Metastasis involves cycles of forward and backward transitions between epithelial and mesenchymal phenotypes (EMT and MET). Cells undergoing these transitions often attain a hybrid epithelial/mesenchymal (E/M) or partial EMT phenotype that allows collective cell migration and presumably is responsible for observed clusters of Circulating Tumor Cells (CTCs). These clusters possess heightened tumor-initiating potential, maximum phenotypic plasticity, and thereby facilitate dissemination, thus acting as primary ‘bad actors’ of metastasis.

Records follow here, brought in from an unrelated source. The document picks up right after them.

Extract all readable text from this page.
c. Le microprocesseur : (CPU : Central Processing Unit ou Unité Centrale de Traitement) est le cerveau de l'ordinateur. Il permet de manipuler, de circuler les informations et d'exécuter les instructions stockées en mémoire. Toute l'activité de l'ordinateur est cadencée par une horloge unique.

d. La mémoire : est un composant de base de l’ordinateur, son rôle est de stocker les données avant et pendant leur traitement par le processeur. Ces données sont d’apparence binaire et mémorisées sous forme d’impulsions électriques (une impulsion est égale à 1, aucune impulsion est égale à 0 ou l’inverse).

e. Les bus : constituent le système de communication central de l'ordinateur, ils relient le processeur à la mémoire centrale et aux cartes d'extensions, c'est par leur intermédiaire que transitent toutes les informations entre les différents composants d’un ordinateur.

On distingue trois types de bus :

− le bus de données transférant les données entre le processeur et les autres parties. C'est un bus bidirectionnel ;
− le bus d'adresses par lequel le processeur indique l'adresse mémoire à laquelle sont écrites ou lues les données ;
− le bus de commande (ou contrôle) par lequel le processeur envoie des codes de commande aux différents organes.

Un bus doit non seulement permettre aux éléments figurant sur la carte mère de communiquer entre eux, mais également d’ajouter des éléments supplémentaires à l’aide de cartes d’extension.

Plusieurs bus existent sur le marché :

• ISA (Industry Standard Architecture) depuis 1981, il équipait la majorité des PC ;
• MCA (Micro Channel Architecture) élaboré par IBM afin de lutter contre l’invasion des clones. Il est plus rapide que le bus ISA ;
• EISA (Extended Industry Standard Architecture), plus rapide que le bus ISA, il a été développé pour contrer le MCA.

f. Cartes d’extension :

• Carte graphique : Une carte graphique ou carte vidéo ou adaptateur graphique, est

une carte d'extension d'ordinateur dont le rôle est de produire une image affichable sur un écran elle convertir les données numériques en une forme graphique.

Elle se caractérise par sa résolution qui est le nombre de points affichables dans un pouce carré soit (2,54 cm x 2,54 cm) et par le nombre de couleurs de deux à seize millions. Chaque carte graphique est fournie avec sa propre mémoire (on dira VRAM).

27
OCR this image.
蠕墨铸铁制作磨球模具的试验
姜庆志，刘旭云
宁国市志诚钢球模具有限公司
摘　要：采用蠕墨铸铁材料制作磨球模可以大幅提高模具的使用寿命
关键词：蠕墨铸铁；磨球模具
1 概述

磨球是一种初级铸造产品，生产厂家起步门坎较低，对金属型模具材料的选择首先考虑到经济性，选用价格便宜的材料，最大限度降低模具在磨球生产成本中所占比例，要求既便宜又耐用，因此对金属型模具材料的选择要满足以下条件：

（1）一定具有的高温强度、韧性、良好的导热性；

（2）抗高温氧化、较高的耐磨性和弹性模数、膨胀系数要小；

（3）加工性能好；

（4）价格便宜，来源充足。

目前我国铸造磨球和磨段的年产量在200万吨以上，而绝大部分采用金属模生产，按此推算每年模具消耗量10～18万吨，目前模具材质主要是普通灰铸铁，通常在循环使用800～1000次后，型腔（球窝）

Using a detailed theoretical framework to mathematically model microRNA-mediated translational regulation, we show that the core EMT network of miR-200/ZEB feedback loop can act as a three-way switch for transitions between the three phenotypes – E (high miR-200, low ZEB), M (low miR-200, high ZEB) and E/M (medium miR-200, medium ZEB). Next, we couple miR-200/ZEB with LIN28/let-7, a key part of the stemness decision-making circuit. We find that the hybrid E/M phenotype can be highly likely, sometimes even more so than complete EMT, to gain ‘stemness’; generically, the ‘stemness window’ lies somewhere midway on the EMT axis.

Our results offer a unifying mechanistic explanation for the emerging notion that partial EMT is a likely path to metastatic disease.